Wanneer hij op zijn knieën hurkt om het zwarte boekje op te pakken valt hem op dat het boekje helemaal naar de achterste pagina is geslagen. Er staat iets geschreven. Voor een moment verstijft Joey van de schrik. Hij springt op met het boekje stevig in zijn handen geklemd en loopt terug naar het bureau. Al springend ploft hij op zijn bureaustoel. Benieuwd wat Rens daar heeft geschreven.

Voor....
Het is alleen maar erger geworden. Het bad heeft mij niet gekalmeerd, het is er alleen maar erger op geworden. Ik kreeg een sms'je van Sjoerd.
Sjoerd is iemand van de skatebaan. Joey en ik mogen hem niet zo en hij ons ook niet.
Hij stuurde een foto van Joey, zoenend met een meisje.
Ik wil dit niet meer, ik wil niet meer lijden onder hem. Ik wil er boven staan, maar lichamelijk en geestelijk kan ik het niet aan. Ik hou teveel van hem om het los te laten.
Joey betekent zoveel voor me, ik wil en kan het niet loslaten en ik denk dat ik dat nooit zal kunnen.
Nooit.

Het laatste woord Nooit, is in hoofdletters gekrast in het papier.
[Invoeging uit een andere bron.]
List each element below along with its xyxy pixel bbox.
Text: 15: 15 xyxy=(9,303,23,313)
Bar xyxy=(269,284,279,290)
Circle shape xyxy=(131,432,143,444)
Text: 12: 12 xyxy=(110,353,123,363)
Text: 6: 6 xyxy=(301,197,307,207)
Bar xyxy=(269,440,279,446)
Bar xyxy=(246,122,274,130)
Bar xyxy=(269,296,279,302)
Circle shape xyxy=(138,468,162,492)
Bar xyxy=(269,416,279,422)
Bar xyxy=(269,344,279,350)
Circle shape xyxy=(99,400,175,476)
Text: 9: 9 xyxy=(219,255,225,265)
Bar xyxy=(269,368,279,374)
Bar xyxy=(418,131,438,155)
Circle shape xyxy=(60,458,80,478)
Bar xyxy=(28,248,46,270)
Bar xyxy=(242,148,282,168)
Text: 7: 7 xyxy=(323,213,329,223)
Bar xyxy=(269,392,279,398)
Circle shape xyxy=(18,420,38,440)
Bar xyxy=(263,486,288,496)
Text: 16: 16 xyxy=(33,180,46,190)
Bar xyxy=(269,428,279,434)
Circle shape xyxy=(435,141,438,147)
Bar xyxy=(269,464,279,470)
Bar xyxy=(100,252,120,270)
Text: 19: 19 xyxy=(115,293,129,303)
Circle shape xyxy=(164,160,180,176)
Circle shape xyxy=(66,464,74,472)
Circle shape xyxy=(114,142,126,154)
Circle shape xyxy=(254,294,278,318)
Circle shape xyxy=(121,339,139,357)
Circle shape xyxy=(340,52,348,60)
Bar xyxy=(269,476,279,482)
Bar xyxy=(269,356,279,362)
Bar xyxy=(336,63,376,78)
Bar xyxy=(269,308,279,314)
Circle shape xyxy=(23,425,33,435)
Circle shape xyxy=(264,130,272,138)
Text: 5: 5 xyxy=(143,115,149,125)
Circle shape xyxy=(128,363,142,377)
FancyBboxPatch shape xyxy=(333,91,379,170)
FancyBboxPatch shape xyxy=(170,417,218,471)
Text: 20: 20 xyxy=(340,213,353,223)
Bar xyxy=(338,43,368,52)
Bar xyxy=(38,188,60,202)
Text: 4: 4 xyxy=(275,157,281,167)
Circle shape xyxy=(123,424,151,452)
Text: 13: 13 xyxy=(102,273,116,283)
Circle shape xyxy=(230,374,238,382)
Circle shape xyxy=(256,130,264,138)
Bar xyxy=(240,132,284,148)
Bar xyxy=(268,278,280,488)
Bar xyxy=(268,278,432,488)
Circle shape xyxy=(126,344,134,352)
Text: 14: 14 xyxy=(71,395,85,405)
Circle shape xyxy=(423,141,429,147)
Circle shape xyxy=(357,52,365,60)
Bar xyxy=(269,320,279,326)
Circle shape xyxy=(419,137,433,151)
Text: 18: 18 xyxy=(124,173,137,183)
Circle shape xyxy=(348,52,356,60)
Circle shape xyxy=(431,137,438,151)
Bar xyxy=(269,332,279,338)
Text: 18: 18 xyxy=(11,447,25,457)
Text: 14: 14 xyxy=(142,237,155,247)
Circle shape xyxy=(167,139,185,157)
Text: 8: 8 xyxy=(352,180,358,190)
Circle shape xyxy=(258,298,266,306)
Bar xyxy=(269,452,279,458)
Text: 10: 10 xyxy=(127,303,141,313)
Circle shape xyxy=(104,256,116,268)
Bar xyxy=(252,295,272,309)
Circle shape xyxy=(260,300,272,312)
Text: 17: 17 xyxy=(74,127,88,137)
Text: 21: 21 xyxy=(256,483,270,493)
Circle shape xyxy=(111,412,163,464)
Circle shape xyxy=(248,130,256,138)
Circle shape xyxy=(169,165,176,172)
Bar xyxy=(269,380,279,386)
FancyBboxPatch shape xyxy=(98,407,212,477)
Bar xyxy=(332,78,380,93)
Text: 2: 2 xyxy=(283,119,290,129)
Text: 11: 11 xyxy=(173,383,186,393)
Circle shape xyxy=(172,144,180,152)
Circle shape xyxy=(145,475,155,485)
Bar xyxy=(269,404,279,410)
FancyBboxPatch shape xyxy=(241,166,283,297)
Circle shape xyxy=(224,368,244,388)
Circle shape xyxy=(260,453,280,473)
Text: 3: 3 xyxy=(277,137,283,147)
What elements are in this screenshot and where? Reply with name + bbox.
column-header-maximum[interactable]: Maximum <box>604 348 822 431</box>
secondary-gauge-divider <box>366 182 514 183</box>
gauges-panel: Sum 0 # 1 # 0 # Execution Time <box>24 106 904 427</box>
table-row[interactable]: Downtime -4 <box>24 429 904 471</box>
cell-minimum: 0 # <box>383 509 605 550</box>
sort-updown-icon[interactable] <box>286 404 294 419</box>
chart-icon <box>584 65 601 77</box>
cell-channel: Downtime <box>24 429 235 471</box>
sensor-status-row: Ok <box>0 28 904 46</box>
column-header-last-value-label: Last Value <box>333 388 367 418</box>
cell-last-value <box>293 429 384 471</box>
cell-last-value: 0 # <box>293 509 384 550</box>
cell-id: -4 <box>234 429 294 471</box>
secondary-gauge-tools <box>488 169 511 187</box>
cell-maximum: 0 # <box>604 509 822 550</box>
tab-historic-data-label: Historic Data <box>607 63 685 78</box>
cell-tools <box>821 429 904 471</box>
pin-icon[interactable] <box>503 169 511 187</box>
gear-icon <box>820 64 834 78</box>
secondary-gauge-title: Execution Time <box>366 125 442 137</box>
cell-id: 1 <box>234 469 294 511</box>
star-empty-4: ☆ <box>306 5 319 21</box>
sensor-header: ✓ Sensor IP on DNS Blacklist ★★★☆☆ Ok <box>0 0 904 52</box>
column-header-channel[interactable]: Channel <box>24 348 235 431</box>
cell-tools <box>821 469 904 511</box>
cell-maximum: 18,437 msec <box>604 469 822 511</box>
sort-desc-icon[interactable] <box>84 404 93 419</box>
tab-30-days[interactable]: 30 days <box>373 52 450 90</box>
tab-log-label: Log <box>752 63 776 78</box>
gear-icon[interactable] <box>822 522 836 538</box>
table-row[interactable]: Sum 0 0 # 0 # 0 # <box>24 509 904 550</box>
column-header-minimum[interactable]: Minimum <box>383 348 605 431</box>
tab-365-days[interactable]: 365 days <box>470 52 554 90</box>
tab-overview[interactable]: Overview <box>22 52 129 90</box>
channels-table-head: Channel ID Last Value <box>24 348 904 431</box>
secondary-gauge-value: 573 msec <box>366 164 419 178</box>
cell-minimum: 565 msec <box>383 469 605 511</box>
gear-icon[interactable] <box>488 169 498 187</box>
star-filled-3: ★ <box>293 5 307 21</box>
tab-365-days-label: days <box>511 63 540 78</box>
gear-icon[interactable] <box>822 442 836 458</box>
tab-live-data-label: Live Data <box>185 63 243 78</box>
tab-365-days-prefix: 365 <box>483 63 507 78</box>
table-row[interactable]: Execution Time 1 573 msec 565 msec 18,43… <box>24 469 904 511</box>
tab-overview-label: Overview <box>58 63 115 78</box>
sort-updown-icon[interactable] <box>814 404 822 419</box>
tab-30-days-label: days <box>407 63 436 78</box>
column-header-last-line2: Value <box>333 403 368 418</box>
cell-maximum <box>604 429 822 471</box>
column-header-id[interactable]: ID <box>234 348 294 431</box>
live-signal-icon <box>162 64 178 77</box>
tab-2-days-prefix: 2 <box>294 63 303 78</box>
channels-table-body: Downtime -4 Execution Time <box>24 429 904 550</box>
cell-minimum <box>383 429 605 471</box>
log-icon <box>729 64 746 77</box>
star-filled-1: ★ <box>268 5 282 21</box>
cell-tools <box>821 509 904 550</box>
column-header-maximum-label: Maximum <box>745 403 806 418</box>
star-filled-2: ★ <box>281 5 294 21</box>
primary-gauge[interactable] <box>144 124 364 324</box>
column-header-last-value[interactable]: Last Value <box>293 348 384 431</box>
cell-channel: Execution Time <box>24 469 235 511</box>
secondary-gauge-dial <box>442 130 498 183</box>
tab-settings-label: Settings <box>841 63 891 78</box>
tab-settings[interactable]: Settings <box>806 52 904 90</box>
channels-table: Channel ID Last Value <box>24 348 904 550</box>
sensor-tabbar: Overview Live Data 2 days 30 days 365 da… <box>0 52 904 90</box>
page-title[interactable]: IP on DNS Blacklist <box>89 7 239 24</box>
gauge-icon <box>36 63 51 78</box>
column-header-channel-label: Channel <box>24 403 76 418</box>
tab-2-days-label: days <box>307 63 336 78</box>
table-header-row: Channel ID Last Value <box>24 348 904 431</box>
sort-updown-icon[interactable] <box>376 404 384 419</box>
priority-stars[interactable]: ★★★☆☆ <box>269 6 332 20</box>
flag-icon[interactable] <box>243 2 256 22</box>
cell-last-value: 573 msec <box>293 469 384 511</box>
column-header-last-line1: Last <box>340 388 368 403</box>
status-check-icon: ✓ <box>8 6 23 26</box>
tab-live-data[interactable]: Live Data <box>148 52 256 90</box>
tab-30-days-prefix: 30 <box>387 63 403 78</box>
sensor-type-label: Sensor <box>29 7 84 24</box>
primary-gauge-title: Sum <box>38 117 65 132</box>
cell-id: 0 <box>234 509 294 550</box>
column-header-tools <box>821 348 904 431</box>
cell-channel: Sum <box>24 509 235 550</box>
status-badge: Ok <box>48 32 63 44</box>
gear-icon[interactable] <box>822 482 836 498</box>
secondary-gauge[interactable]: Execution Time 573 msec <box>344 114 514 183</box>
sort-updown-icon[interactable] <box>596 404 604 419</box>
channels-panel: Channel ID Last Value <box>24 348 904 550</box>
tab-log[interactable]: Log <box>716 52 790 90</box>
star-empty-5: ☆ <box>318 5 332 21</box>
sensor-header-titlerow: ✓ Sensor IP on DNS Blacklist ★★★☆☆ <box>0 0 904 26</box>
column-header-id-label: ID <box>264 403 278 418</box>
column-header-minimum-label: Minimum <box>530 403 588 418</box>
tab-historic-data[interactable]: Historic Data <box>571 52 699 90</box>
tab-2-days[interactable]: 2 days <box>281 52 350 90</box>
Er staan ook drie dikke zwarte strepen onder van de balpen. De tranen lopen bij Joey over zijn wangen.
Sjoerd had deze foto niet mogen sturen naar Rens, maar Sjoerd is het niet schuld. Het is, zoals Rens zelf al zegt, de schuld van Joey en dat zal hij zijn hele leven bij zich dragen.